Fish distribution is usually related to climatic, geomorphological, and historical factors (Roth et al., 1996; Poff and Allan, 1995). According to Hoeinghaus et al. (2007), historical processes, such as speciation and dispersal, strongly affect local communities. In this study, despite the logistical difficulties that prevented better sampling point distribution, the clear superiority of the model including drainage basins supports the idea that isolation is more important than local habitat characteristics for the structuring of fish communities in the Madeira-Purus interfluve. Basins 2-5 were sampled during the same period (drought), exhibit relatively small geographic distances from each other, and all drain into the Madeira River. Despite these similarities, and variation in structural and physico-chemical characteristics among samples within basins, the ichthyofauna composition was different between these basins. These results indicate that smaller drainage basins, at level fourth on the basin classification system, can significantly influence the stream fish community composition. However, to generalize these results and gain more confidence in the representativeness of these findings, additional studies are required at this scale.

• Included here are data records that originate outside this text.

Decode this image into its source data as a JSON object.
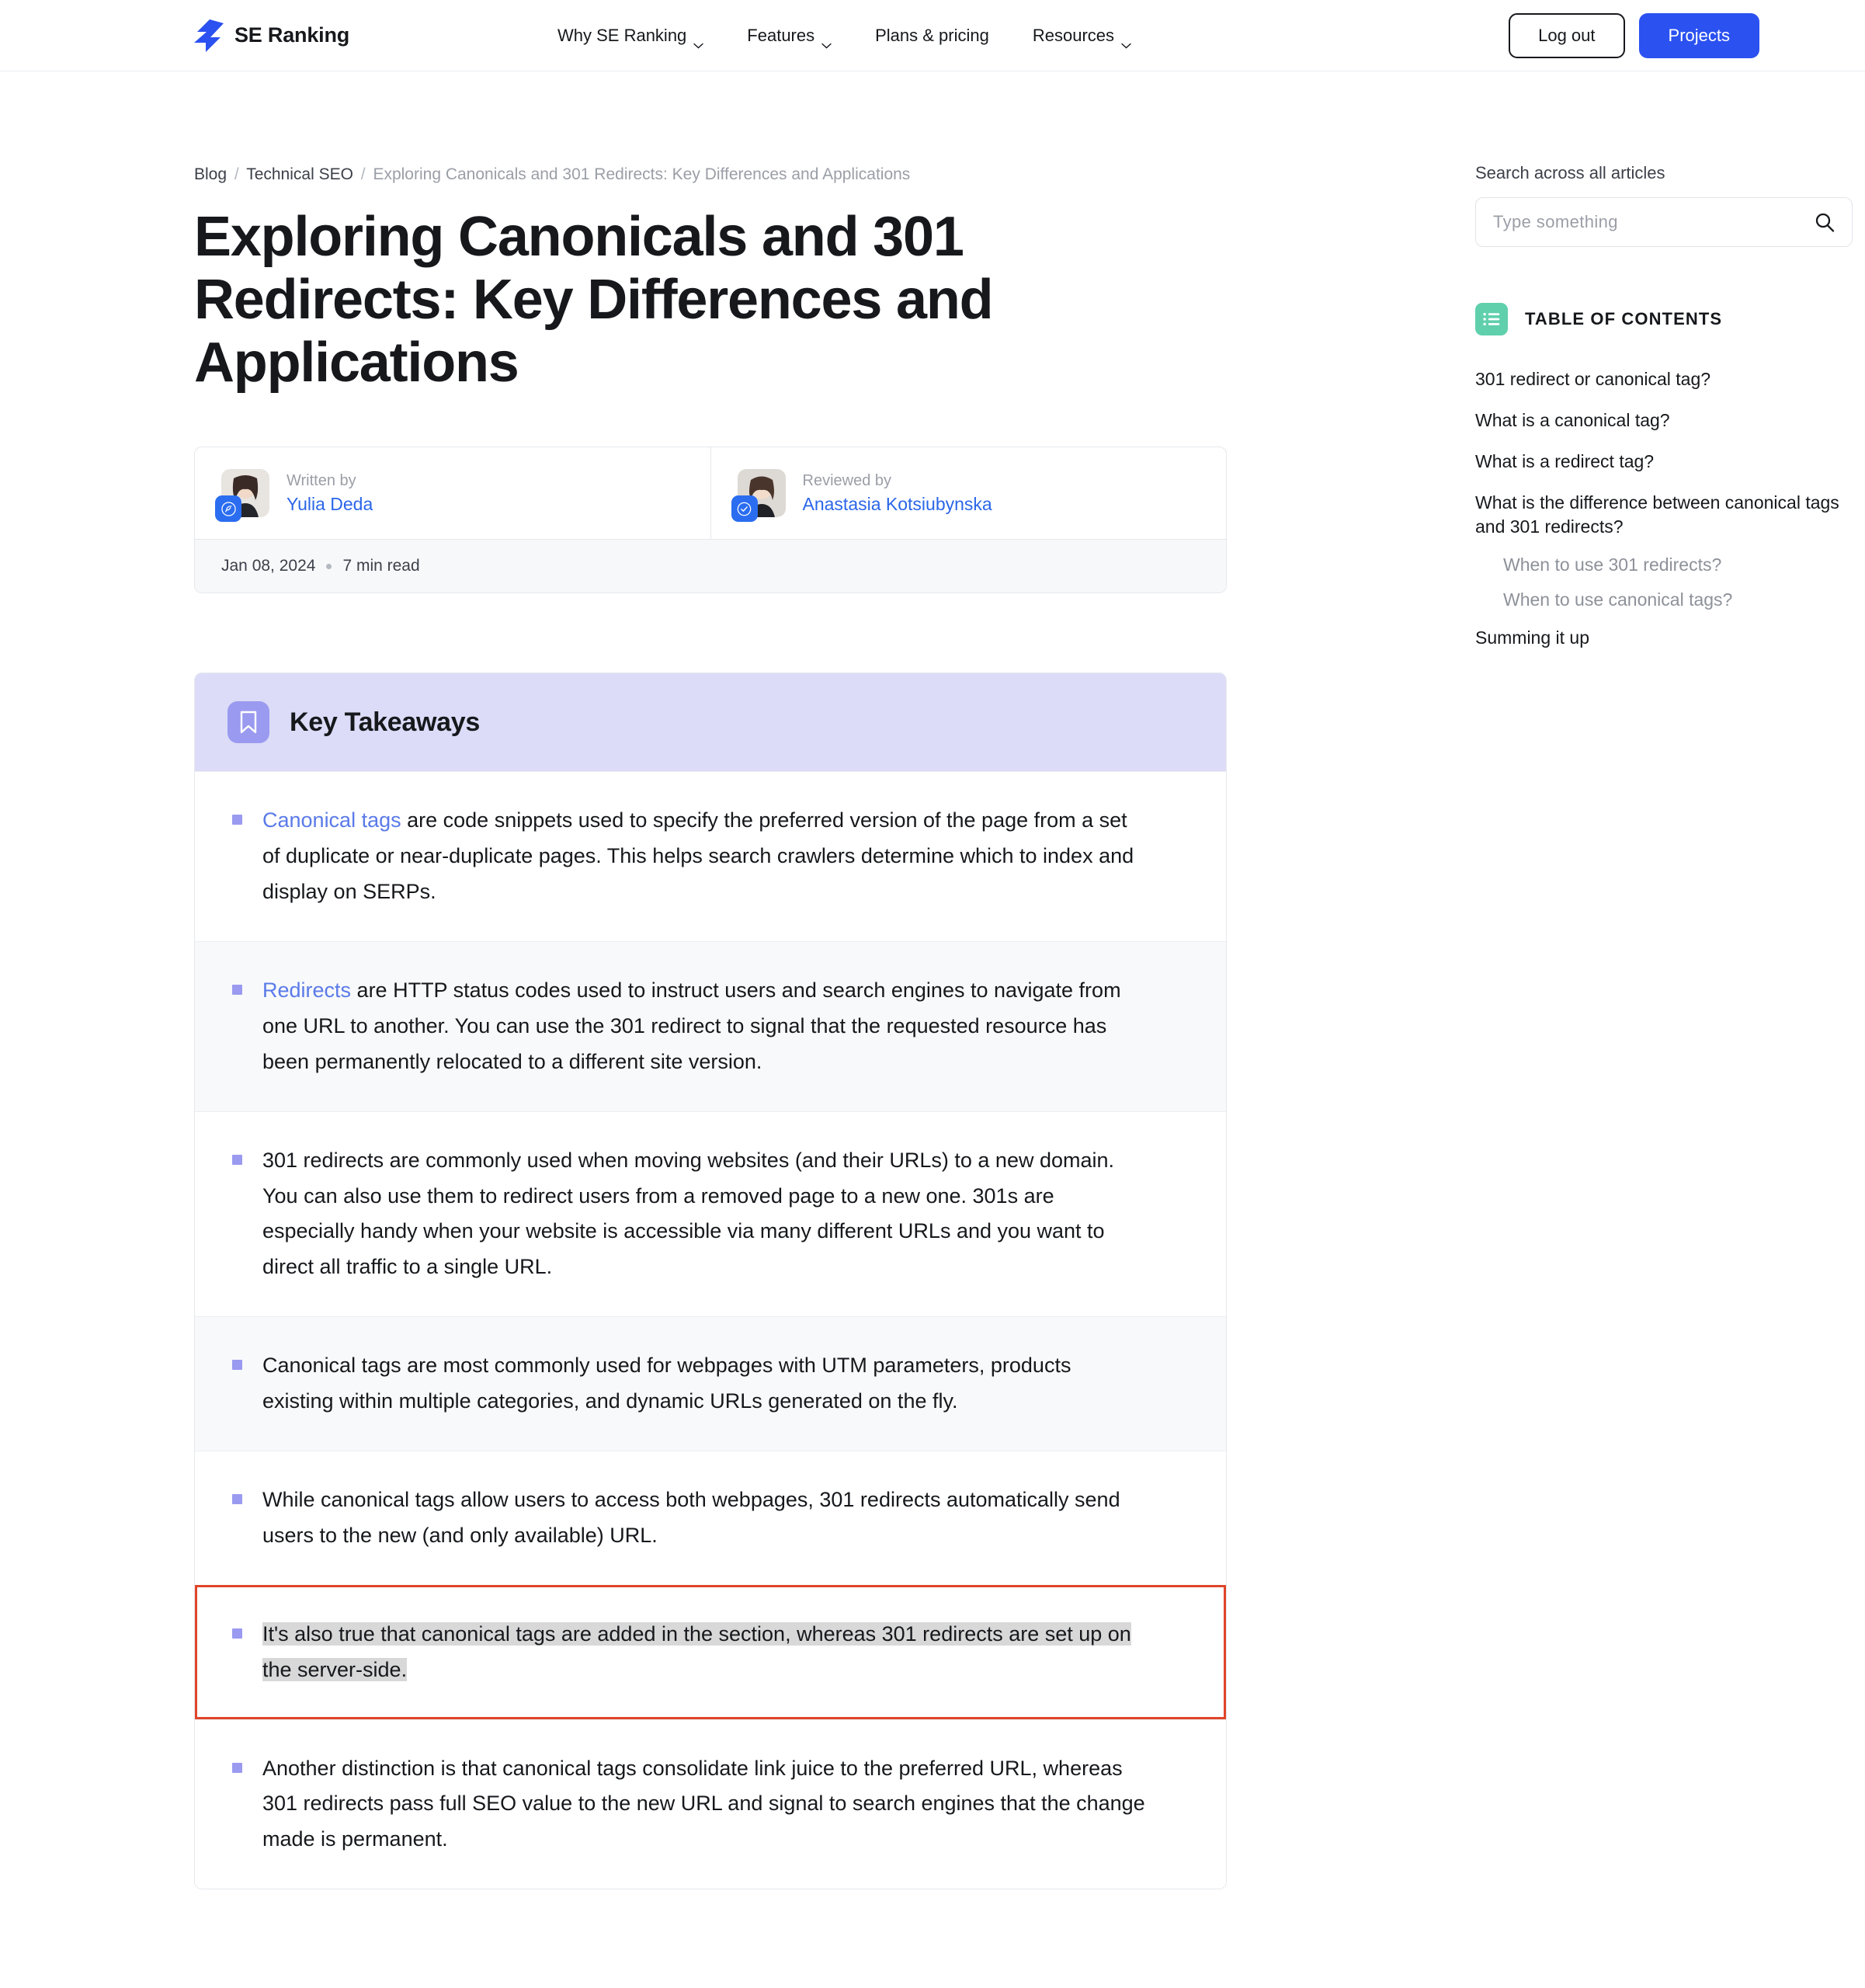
{
  "header": {
    "brand": "SE Ranking",
    "nav": [
      {
        "label": "Why SE Ranking",
        "has_chevron": true
      },
      {
        "label": "Features",
        "has_chevron": true
      },
      {
        "label": "Plans & pricing",
        "has_chevron": false
      },
      {
        "label": "Resources",
        "has_chevron": true
      }
    ],
    "logout_label": "Log out",
    "projects_label": "Projects"
  },
  "breadcrumb": {
    "blog": "Blog",
    "category": "Technical SEO",
    "current": "Exploring Canonicals and 301 Redirects: Key Differences and Applications",
    "separator": "/"
  },
  "article": {
    "title": "Exploring Canonicals and 301 Redirects: Key Differences and Applications",
    "written_by_label": "Written by",
    "author_name": "Yulia Deda",
    "reviewed_by_label": "Reviewed by",
    "reviewer_name": "Anastasia Kotsiubynska",
    "date": "Jan 08, 2024",
    "read_time": "7 min read"
  },
  "takeaways": {
    "heading": "Key Takeaways",
    "icon": "bookmark-icon",
    "items": [
      {
        "link_text": "Canonical tags",
        "rest": " are code snippets used to specify the preferred version of the page from a set of duplicate or near-duplicate pages. This helps search crawlers determine which to index and display on SERPs."
      },
      {
        "link_text": "Redirects",
        "rest": " are HTTP status codes used to instruct users and search engines to navigate from one URL to another. You can use the 301 redirect to signal that the requested resource has been permanently relocated to a different site version."
      },
      {
        "link_text": "",
        "rest": "301 redirects are commonly used when moving websites (and their URLs) to a new domain. You can also use them to redirect users from a removed page to a new one. 301s are especially handy when your website is accessible via many different URLs and you want to direct all traffic to a single URL."
      },
      {
        "link_text": "",
        "rest": "Canonical tags are most commonly used for webpages with UTM parameters, products existing within multiple categories, and dynamic URLs generated on the fly."
      },
      {
        "link_text": "",
        "rest": "While canonical tags allow users to access both webpages, 301 redirects automatically send users to the new (and only available) URL."
      },
      {
        "link_text": "",
        "rest": "It's also true that canonical tags are added in the section, whereas 301 redirects are set up on the server-side.",
        "annotated": true,
        "selected": true
      },
      {
        "link_text": "",
        "rest": "Another distinction is that canonical tags consolidate link juice to the preferred URL, whereas 301 redirects pass full SEO value to the new URL and signal to search engines that the change made is permanent."
      }
    ]
  },
  "sidebar": {
    "search_label": "Search across all articles",
    "search_value": "",
    "search_placeholder": "Type something",
    "search_icon": "search-icon",
    "toc_icon": "list-icon",
    "toc_title": "TABLE OF CONTENTS",
    "toc_items": [
      {
        "label": "301 redirect or canonical tag?",
        "sub": false
      },
      {
        "label": "What is a canonical tag?",
        "sub": false
      },
      {
        "label": "What is a redirect tag?",
        "sub": false
      },
      {
        "label": "What is the difference between canonical tags and 301 redirects?",
        "sub": false
      },
      {
        "label": "When to use 301 redirects?",
        "sub": true
      },
      {
        "label": "When to use canonical tags?",
        "sub": true
      },
      {
        "label": "Summing it up",
        "sub": false
      }
    ]
  },
  "colors": {
    "brand_blue": "#2b51f0",
    "link_blue": "#2b66e8",
    "takeaway_header": "#dcdcf8",
    "takeaway_accent": "#9a9af0",
    "toc_icon_green": "#5fd0ab",
    "annotation_red": "#e0452a",
    "selection_gray": "#d8d8d8"
  }
}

Because fish communities in streams are structured along the fluvial continuum and vary between sections with different structural characteristics (Vannote et al., 1989), it is recommended that reserves for conservation of stream fauna include continuous stretches that represent different orders of streams (Abell et al., 2007). Furthermore, considering the differences observed between the drainage basins, it is necessary that streams from the greatest possible number of basins be represented in protected areas, which is a criterion that has not always been included in conservation plans for Amazonian freshwater systems (e.g. Thieme et al., 2007).